Posted on 6/2/11 at 12:23 pm to BlackenedOut
5 responses, 5 different ways to cook. I think I am going to try the slow and steady approach. I like my meat medium rare, so should I take it out before it gets to 130 degrees?
Posted on 6/2/11 at 12:24 pm to BlackenedOut
quote:
I like to coat mine in a paste of rosemary, salt, garlic, pepper that I pulse in the food processor.
My dad used to do something similar but I think a little bit of creole mustard was involved some how as well
Came out pretty damn good IMO
Posted on 6/2/11 at 12:26 pm to Powerman
quote:
Powerman
Yeah I add that in every now and then as well. Helps all the seasoning stick. Usually serve prime rib with mustard anyway.
To OP. Yes low and slow. If you want medium rare, pull it out about 10 degrees below what you consider medium rare. Residual heat will bring it right on the money.
Posted on 6/2/11 at 12:38 pm to BlackenedOut
quote:
Ways to cook prime rib are like opinions and hence assholes.
Go to a Butcher at any decent grocery store (does not have to be a whole foods). Tell him hoe many people you are cooking for. He'll cut you or have ready a prime rib that fits your needs. You probably want what is called a "Standing Rib Roast".
I like to coat mine in a paste of rosemary, salt, garlic, pepper that I pulse in the food processor. Rub this all over the meat. Place a meat thermometer into thickest part of meat. I like to cook mine in a low oven (250 degrees) until the thermometer reads 125 or so. Take it out let it rest. Then carve.
While resting you can make a pretty nice sauce with the pan drippings by just adding some wine, stock, and butter.

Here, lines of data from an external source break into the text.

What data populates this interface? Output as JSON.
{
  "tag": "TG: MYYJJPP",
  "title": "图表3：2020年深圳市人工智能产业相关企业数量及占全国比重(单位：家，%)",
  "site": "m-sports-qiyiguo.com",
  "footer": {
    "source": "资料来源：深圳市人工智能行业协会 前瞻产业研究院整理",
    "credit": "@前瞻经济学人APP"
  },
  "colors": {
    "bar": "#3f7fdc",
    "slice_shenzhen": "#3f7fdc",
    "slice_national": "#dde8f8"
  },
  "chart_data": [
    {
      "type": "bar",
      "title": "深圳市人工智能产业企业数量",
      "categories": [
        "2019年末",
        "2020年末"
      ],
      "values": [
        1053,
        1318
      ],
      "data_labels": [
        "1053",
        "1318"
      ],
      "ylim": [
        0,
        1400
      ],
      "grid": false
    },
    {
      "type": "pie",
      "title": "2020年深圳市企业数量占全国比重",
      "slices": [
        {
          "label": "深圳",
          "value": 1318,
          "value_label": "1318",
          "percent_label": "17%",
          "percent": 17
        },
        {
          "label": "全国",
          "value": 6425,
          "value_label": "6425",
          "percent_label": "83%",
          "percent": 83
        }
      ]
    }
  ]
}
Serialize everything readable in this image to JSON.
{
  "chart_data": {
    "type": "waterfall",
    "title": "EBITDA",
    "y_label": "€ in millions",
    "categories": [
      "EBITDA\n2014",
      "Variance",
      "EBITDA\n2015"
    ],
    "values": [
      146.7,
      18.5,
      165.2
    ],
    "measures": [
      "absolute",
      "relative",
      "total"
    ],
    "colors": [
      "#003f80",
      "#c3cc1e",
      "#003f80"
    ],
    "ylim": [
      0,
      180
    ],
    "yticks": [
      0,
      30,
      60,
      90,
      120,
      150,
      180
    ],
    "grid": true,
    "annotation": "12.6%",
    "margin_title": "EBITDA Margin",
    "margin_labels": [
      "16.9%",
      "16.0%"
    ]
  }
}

There are other ways but just treat it like you would barbecue i.e. low and slow.
I would recommend watching this:
Good Eats: Standing Rib Roast 1
Good Eats: Standing Rib Roast 2
I have done several using this method, minus the 3 day aging and the ceramic pot, and it came out AWESOME!
Make sure you get a Digital Probe Thermometer .
Posted on 6/2/11 at 1:36 pm to cheeriopiss
quote:
Cook uncovered at 500 degrees for 4 minutes per pound.Turn oven off. Then let it sit in the oven for 2 hours (Do Not Open Oven).
THIS is gospel. Remember these words!!!!